Mon Repos is a village in Saint Lucia. It is located on the Atlantic coast of Saint Lucia, near Praslin, in Micoud District. It contains many communities, including Lumbard, Mamiku, La Pointe (including Paris Drive, Phiadel, Morne Bois-Den), Patience, Collie Town (Knockay Avenue), St. Marie, Vietnam, Malgretoute, Ryon and Piton.

==Facilities==
The village is the commercial center for these areas, housing a credit union, gas station, grocery and variety store, restaurants, a primary school, the St. Ann's Catholic Church and the Seventh Day Adventist Church, which operates a primary school. Three primary schools educate the village.

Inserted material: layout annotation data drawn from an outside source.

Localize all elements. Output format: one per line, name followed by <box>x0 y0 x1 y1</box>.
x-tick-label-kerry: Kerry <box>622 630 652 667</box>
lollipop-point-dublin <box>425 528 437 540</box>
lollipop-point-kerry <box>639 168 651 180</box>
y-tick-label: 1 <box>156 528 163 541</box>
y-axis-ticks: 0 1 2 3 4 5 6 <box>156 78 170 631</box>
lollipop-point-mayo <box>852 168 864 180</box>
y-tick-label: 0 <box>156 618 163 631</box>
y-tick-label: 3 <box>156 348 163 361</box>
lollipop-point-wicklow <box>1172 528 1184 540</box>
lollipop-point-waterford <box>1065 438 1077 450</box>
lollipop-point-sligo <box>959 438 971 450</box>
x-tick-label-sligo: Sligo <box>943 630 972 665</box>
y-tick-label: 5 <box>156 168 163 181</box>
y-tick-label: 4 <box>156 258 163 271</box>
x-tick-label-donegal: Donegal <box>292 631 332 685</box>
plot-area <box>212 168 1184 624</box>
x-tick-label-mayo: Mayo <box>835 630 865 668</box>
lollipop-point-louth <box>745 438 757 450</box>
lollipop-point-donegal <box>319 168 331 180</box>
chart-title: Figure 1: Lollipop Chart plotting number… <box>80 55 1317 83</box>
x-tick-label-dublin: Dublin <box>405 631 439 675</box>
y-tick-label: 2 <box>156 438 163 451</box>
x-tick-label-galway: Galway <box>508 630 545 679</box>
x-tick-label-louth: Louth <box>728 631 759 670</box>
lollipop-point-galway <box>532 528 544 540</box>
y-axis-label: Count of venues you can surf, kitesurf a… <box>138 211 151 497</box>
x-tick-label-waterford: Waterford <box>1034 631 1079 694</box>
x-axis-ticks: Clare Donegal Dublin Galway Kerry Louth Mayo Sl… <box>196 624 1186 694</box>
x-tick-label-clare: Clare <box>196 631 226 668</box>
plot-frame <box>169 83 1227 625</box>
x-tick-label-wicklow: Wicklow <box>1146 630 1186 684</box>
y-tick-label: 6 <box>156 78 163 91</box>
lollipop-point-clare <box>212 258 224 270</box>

- Mon Repos (Roman Catholic) Combined School is located in the village.
- Patience Combined School, sits on the route to the Vietnamese community
- SDA primary school is also located in the village. It offers two day care centers and prechools.
- Smith's Preschool has operated the longest.

==Sports==
The Mon Repos Youth and Sports Council is made up of a committee, that promotes positive change and influences among the youth and community members. The council hosts events such as pageants and sports competitions including the annual Independence Road Relay. Most communities have a sports club and come together to compete in football, cricket, netball, and athletics.

==Politics==

Mon Repos is part of the Micoud North electoral area, which is represented in the House of Assembly of Saint Lucia.